A figure of 150 million pounds is expected to be
slashed from anti-terrorism budget, even as a think-tank said
that al Qaeda remained the biggest threat to British security.

As the fifth anniversary of the 7 July London bombings
looms, many question the wisdom of effecting major funding
cuts in anti-terrorism measures even though the terror threat
level continues to be `severe` in Britain.

Scotland Yard Assistant Commissioner John Yates,
reportedly told a closed door session of a chief constables
conference that the Metropolitan Police would have 87 million
pounds less for the anti-terror budget.

Specialist counter-terrorism units could be required
to save up to 62 million pounds, he said, adding that cuts on
that scale could not be achieved without a "rising burden of
risk".

Yates said protecting the 2012 London Olympic Games
remained a priority, but that would be costly.

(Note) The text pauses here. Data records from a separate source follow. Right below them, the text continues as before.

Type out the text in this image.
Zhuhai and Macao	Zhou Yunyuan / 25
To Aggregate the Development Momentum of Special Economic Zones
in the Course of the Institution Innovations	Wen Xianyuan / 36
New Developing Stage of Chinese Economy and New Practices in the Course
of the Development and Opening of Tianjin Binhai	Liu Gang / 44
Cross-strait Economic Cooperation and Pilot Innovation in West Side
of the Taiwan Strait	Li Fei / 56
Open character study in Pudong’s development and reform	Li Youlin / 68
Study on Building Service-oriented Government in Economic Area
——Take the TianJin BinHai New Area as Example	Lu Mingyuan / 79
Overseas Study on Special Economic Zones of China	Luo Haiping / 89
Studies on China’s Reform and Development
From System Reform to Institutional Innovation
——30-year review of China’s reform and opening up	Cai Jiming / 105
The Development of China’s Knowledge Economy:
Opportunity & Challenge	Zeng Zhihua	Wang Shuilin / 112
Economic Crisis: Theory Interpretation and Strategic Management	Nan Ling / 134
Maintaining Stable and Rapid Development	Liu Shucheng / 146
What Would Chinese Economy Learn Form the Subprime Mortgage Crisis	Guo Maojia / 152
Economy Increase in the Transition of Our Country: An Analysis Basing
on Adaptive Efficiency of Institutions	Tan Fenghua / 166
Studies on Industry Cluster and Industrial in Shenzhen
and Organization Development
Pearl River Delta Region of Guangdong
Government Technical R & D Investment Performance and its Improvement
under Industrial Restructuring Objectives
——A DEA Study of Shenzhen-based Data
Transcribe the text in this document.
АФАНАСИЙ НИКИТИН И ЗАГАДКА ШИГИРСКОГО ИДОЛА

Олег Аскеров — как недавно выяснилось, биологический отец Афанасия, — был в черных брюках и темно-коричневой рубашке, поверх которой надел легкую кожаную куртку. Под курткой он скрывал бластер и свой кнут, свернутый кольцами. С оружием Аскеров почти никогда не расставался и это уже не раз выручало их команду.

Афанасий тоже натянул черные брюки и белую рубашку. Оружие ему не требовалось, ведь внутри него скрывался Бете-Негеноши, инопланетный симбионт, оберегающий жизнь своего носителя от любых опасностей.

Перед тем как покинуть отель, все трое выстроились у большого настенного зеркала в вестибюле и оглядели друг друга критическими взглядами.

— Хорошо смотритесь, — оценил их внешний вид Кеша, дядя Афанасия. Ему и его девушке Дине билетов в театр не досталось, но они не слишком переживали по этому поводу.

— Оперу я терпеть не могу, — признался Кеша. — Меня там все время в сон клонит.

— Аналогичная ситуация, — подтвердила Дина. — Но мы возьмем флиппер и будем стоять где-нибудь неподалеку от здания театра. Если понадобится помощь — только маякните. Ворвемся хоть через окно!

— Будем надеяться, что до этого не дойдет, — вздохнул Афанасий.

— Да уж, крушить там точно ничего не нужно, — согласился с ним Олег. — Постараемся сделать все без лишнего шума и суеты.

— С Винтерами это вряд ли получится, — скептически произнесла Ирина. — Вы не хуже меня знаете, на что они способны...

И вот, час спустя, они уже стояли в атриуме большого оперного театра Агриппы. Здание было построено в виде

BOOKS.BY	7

Yates, however, was publicly rebuked by Cabinet Office
Minister Francis Maude, for his comments on the ground that
public servants should not indulge in "shroud waving" and
should be concentrating on getting costs down rather than
"alarming the public".

After Yates` speech to the Association of Chief Police
Officers in Manchester, his predecessor Andy Hayman said: "We
should be preparing for when the next attack happens - not
if".

"It is essential we prepare for every eventuality,
from a dirty bomb to a Mumbai-type attack. Fewer officers
means less coverage of dangerous terrorists," Hayman added.

Meanwhile, the Centre for Social Cohesion said many
Britons of Pakistani origin were behind terrorist offences in
the country in the last decade.

It added in a report that over 2,000 people continue
to pose a terrorist threat to the country.

In its report titled `Islamist Terrorism: The British
Connections`, the centre said that al Qaeda or al Qaeda
inspired terrorism "remains the biggest threat to the UK`s
national security".

The report by Centre for Social Cohesion profiles 124
individuals who were convicted for suicide attacks or
terrorism offences in Britain between 1999 and 2009. Of them
"40 individuals had links with terrorist organisations",
mainly the al Qaeda and al-Muhajiroun.

Just under a third had attended one or more terrorist
training camps, "the most common location being Pakistan", the
report says.

Of the 124 individuals, 69 percent were those "holding
British nationality". Half of them had South Central Asian
ancestry.

Twenty-eight percent of these had "some Pakistani
heritage" of whom 80 percent "were British nationals with
Pakistani origins", the report says.